Dass Nobody Knows literarisch gleichermaßen interessiert, wie bewandert sind, ist nichts Neues. Wer sich in der Vergangenheit mit der Formation auseinandergesetzt hat, weiß dies und weiß auch, dass die Band auch vor schwierigen Stoffen nicht zurückschreckt. Da ist auch ein Kurt Tucholsky kein Stoff, der als zu schwer erachtet wird. Nein, mit Drei Minuten Gehör erscheint nun ein Album, das sich nur eben diesem widmet und dabei eine Zusammenarbeit darstellt mit Theaterschauspieler und Sänger Bernd Marquardt sowie der Musikerin Tabiha Harzer. In dieser Zusammensetzung hat man sich dem Gesamtwerk des Schriftstellers Tucholsky gewidmet hat.

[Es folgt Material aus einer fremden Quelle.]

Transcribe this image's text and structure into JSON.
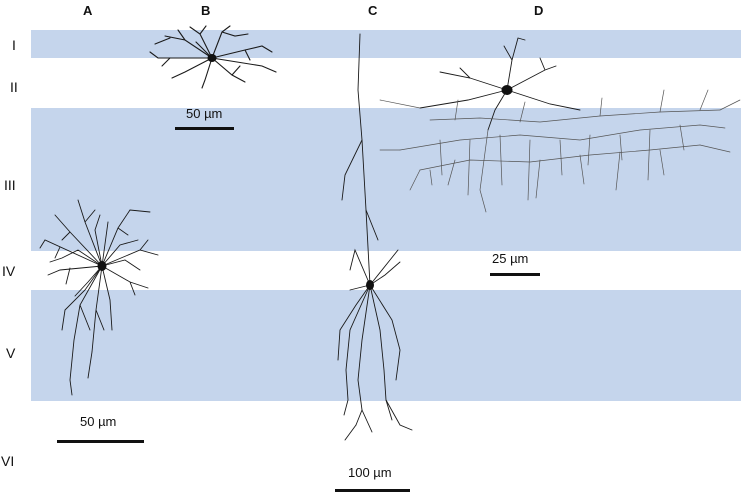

Dabei sind es vor allem zwei Herangehensweisen, die das Album prägen: Im ersten Teil sind es musikalische Vertonungen von Texten des Kurt Tucholsky. Das kann ernst zugehen, das kann auch munter zugehen und auch mit einem Augenzwinkern ist immer mal zu rechnen. So klingt es beispielsweise in Wahre Liebe recht amüsant, wenn Max Heckel gut gelaunt ein „du bist so himmlisch dämlich“ singt. Ein Der Graben hingegen klingt mit Moll in folkiger Instrumentierung sehr nachdenklich, holt einen als Hörer aber dennoch gut ab und glänzt auch mit Solo-Momenten. Zudem werden auch kritische Nachfragen mit satirischer Umsetzung verbunden – beispielsweise in An das Publikum, das kritisch damit umgeht, dass gute Bücher nicht angenommen werden und fragt, ob das Publikum „wirklich so dumm“ sei.

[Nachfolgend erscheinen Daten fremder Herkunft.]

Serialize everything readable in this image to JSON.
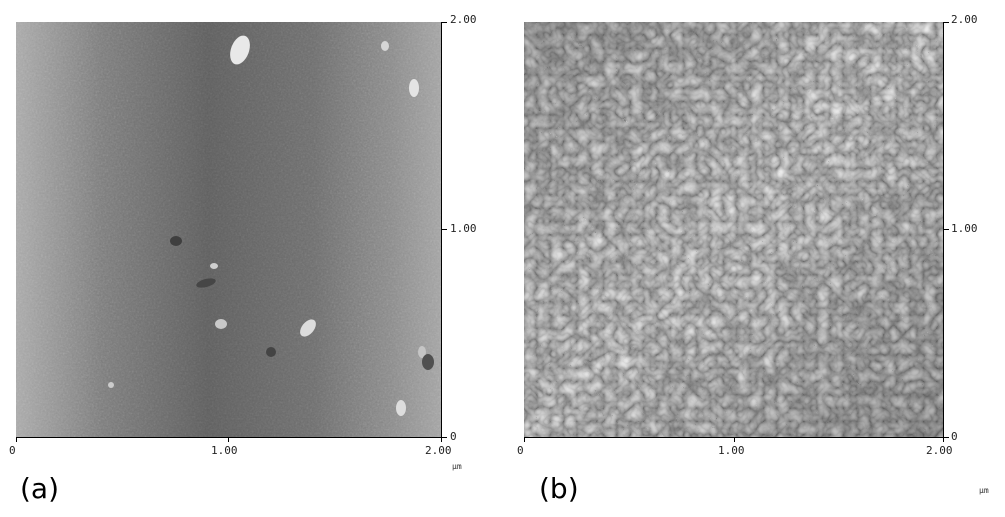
{
  "panels": [
    {
      "label": "(a)",
      "x_ticks": [
        "0",
        "1.00",
        "2.00"
      ],
      "y_ticks": [
        "2.00",
        "1.00",
        "0"
      ],
      "unit": "µm",
      "image": "afm-topography-smooth"
    },
    {
      "label": "(b)",
      "x_ticks": [
        "0",
        "1.00",
        "2.00"
      ],
      "y_ticks": [
        "2.00",
        "1.00",
        "0"
      ],
      "unit": "µm",
      "image": "afm-topography-rough"
    }
  ]
}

Nach dem melancholisch und doch hoffnungsvoll anmutenden Instrumental Drei Minuten Gehör folgt die zweite Säule des Albums: Gelesene Gedichte, bei denen die Instrumentierung eher dazu dient, die Dramaturgie musikalisch zu untermauern, während aber sehr deutlich das gesprochene Wort im Vordergrund steht. Das kann mal deutlicher instrumentiert sein wie in Danach, aber auch mal sparsamer und dezenter wie in Media in vita. Was dabei auffällt ist, wie gut die Stimme sich in die vorgetragenen Texte einfindet. Der Tonfall in Das Ideal, von einem ruhigen Piano begleitet, lässt einen fühlen, als sei man mitten im Dialog (obgleich man eigentlich nur einen Monolog hört) und mitten im Geschehen. Auch die Reimkunst wird hier sehr filigran umgesetzt.

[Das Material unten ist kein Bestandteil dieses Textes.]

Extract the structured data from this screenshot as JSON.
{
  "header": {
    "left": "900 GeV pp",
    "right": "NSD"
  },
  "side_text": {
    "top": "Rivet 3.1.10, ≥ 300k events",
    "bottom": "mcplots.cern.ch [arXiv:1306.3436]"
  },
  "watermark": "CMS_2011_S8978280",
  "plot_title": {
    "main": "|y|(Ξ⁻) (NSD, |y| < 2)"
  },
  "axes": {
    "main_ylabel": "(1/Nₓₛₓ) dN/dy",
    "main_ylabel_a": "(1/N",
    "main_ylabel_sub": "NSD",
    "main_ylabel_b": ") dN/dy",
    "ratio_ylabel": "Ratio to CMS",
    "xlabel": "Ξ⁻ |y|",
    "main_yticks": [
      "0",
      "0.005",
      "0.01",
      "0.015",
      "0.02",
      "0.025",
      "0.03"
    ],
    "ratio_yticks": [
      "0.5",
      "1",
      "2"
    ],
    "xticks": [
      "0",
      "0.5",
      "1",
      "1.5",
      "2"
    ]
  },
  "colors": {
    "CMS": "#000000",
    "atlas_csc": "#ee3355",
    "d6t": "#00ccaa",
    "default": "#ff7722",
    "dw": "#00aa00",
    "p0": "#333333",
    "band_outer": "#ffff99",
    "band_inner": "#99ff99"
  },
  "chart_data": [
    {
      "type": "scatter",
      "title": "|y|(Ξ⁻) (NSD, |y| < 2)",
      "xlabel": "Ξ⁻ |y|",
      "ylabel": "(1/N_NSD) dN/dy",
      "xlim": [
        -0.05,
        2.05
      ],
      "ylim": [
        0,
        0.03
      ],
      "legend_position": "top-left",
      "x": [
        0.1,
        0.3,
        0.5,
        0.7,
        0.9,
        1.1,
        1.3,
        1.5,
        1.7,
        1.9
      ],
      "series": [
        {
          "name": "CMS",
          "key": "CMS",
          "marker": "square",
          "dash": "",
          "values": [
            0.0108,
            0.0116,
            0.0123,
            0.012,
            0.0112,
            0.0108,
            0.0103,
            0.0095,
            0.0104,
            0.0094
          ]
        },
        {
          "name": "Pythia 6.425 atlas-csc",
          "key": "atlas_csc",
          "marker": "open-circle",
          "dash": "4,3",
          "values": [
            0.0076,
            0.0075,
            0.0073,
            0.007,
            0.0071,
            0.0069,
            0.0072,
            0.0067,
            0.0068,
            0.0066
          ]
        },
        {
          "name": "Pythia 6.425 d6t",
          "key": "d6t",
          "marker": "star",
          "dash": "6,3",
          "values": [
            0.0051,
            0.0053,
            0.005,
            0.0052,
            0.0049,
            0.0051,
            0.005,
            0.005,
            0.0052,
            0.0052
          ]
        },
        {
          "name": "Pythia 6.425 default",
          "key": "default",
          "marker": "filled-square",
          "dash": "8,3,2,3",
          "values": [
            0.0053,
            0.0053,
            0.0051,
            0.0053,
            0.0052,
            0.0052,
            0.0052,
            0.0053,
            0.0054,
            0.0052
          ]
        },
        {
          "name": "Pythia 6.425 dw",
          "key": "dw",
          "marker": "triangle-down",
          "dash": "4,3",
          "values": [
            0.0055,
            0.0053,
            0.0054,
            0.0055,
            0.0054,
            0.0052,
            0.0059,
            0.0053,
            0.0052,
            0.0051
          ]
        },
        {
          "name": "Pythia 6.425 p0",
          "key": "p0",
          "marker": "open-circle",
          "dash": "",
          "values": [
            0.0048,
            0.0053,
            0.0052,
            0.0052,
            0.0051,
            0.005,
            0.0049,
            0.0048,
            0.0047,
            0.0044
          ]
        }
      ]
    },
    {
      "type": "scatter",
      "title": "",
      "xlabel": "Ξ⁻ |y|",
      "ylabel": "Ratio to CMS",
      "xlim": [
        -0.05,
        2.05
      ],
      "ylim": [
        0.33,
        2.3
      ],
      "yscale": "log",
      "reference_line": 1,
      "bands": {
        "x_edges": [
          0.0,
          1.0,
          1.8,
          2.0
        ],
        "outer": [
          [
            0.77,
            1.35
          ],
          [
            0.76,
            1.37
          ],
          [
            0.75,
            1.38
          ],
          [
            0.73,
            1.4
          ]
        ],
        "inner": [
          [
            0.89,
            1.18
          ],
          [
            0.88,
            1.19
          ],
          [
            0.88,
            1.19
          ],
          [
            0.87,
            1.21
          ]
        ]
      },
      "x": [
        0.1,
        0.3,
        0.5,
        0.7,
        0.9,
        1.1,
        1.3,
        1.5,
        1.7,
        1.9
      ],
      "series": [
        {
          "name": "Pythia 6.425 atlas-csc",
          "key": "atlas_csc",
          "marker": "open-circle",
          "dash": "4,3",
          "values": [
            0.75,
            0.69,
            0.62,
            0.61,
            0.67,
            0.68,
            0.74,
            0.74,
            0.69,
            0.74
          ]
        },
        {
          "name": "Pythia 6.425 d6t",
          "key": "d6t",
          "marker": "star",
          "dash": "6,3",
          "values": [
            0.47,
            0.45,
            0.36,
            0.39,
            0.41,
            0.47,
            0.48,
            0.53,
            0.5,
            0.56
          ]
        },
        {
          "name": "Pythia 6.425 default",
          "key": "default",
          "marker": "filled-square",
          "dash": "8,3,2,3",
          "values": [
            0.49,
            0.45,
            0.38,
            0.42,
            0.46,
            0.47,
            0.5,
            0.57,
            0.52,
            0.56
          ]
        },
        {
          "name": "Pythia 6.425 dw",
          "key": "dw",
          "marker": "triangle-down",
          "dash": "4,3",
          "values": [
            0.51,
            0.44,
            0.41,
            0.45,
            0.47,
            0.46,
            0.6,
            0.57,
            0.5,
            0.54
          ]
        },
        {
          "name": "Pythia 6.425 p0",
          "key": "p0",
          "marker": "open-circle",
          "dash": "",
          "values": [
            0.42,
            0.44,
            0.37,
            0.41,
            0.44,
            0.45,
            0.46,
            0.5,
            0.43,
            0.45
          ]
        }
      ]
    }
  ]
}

Nachdem man die insgesamt 22 Titel auf gut 70 Minuten gehört hat, weiß man, dass man hier erneut nichts verkehrt gemacht hat. Was Nobody Knows in die Hand nehmen, das gelingt. So ist es auch auf Drei Minuten Gehör, das nicht einfach nur gelungen ist, sondern das erneut auf einem sehr hohen Niveau!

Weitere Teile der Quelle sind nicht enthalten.